Self-With-Others is a psychophysical approach to training performers in the context of ensemble. It trains each individual by facilitating encounters with him/herself in evolving and dynamic relationship with others.

SWO concerns ‘self’, ‘others’ and, crucially, the mechanisms of being ‘with’.

SWO is a principle-based approach to training. It offers participants am interlocking suite of ways of thinking about themselves, about relationship with others, about the act of performing. The core principles are simple ‘attitudinal’ guides that help a performer – under the pressure of the live moment – to be reactive, present, live and fearless.

SWO is focussed on developing liveness, presence, charisma and fearless reactivity.

SWO is based on fixed and improvisational structures that allow a trainee to encounter, explore and manipulate core principles while engaged in disciplined physical task. The trainee encounters the dominant or habitual structures of her/his thinking – ‘thought paradigms’ – by observing how she responds to unfamiliar tasks. The core principles embedded in SWO challenge him/her to alter existing thought paradigms that impede the free-flow of impulse, and hinder detailed engagement with the unfolding moment of performance.

Frequently the training is experienced as a via negitiva, involving the eradication of blockages to effective use of the self, rather than as a process of acquiring skills.

Through observing her/himself in action, a trainee encounters the structures of his/her thought. By altering the structure or protocols of thinking, the trainee develops his/her capacity efficiently to pay attention and react to physical task. This is the heart of the psychophysicality- the holistic training of mind and body as an inter-dependent organism.

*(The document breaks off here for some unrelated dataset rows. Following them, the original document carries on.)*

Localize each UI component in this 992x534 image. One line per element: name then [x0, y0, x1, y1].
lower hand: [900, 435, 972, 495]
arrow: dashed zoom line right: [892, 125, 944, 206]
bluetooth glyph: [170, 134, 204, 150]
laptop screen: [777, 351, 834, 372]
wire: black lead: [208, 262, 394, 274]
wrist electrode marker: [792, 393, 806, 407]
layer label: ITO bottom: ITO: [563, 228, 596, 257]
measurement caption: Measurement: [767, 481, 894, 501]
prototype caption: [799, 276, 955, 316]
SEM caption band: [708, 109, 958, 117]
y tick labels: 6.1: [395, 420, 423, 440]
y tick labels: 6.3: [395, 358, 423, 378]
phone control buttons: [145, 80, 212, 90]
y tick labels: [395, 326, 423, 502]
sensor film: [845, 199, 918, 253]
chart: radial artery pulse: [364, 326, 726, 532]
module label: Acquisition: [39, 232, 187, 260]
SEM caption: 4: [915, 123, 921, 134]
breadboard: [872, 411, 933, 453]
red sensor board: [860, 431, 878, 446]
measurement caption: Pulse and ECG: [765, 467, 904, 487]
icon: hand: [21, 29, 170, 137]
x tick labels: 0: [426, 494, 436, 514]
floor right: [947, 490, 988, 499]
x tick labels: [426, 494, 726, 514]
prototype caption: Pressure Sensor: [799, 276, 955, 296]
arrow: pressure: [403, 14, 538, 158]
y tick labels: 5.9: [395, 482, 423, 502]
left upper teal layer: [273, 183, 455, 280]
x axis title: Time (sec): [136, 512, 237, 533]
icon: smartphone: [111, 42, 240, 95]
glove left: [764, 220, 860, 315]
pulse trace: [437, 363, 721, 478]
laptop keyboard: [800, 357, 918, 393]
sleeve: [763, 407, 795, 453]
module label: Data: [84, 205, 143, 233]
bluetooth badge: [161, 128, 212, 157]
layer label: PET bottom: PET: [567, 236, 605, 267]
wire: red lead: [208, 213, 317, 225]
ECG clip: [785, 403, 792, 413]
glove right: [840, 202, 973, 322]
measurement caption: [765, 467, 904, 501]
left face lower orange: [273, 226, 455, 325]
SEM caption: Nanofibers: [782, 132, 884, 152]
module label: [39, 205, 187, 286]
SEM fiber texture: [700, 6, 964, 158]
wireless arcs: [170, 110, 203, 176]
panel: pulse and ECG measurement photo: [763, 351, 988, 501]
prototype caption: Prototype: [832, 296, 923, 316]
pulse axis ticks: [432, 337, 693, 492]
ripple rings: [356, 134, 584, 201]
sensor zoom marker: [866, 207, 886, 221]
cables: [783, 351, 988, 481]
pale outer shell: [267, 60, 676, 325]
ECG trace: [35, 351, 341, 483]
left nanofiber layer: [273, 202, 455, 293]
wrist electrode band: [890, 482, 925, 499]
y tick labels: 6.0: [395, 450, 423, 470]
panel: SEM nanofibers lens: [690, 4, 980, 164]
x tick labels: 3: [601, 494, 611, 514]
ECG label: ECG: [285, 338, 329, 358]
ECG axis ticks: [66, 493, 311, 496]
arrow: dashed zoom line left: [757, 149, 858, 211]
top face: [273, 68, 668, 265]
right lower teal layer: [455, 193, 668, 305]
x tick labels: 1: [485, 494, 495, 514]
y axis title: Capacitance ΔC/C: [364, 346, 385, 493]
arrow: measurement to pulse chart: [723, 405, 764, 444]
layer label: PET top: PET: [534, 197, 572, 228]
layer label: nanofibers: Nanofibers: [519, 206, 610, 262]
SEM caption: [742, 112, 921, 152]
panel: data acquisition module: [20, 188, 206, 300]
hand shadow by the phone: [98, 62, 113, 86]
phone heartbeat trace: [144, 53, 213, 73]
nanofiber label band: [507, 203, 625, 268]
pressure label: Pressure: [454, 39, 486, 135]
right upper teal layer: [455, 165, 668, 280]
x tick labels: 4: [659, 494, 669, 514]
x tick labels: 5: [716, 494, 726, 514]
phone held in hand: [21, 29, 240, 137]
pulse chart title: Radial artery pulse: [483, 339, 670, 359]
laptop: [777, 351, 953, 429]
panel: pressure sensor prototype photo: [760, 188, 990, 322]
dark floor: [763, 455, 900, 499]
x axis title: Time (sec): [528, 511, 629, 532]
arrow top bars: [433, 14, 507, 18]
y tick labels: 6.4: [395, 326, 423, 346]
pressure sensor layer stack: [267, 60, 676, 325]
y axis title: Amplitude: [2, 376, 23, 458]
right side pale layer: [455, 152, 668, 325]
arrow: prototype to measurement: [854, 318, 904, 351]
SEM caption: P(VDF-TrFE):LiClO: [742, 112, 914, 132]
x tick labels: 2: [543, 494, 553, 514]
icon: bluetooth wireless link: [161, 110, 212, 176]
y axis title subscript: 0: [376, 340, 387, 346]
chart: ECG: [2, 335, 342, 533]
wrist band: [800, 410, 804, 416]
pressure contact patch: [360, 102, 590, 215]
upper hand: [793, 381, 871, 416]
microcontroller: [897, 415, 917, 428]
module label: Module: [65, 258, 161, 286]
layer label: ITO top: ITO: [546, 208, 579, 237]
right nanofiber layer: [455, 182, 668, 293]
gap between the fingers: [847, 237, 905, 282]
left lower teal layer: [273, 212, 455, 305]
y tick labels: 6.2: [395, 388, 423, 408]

SWO is a pedagogical approach based on a simple five part learning journey:

Experience – Recall – Reflect – Analyse – Synthesise.

Part of the discipline SWO encourages in performers is the separation of each of these stages – that a performer not think about her/his work while s/he should be focusing on the experiencing of that work. This encourages liveness, presence and spontaneity of reaction.

SWO operates across three domains of learning simultaneously. They are referred to as:

1. The Use of the Self – encounters with the bodymind in action.

2. Models & Metaphors – each exercise as a model of, or metaphor for other activities.

3. Principles – encountering and embodying SWO’s core principles within the flow of action/reaction.

Britton has developed the training through extended periods of practical research with ensembles in a number of countries, especially Australia, Greece and the UK. He cites two key influences, or lineages of training. The first is the work that emerged from the Laboratory Theatre movement in Europe in the twentieth century, most particularly as researched by Grotowski and Barba. The second is the work that emerged from the world of Dance Improvisation in the US in the later half of the twentieth century – especially as developed and transmitted by Al Wunder, with whom Britton worked for a number of years while living in Melbourne.

SWO is further understood by Britton’s reading of Flow Theory (Cszikszentmihalyi).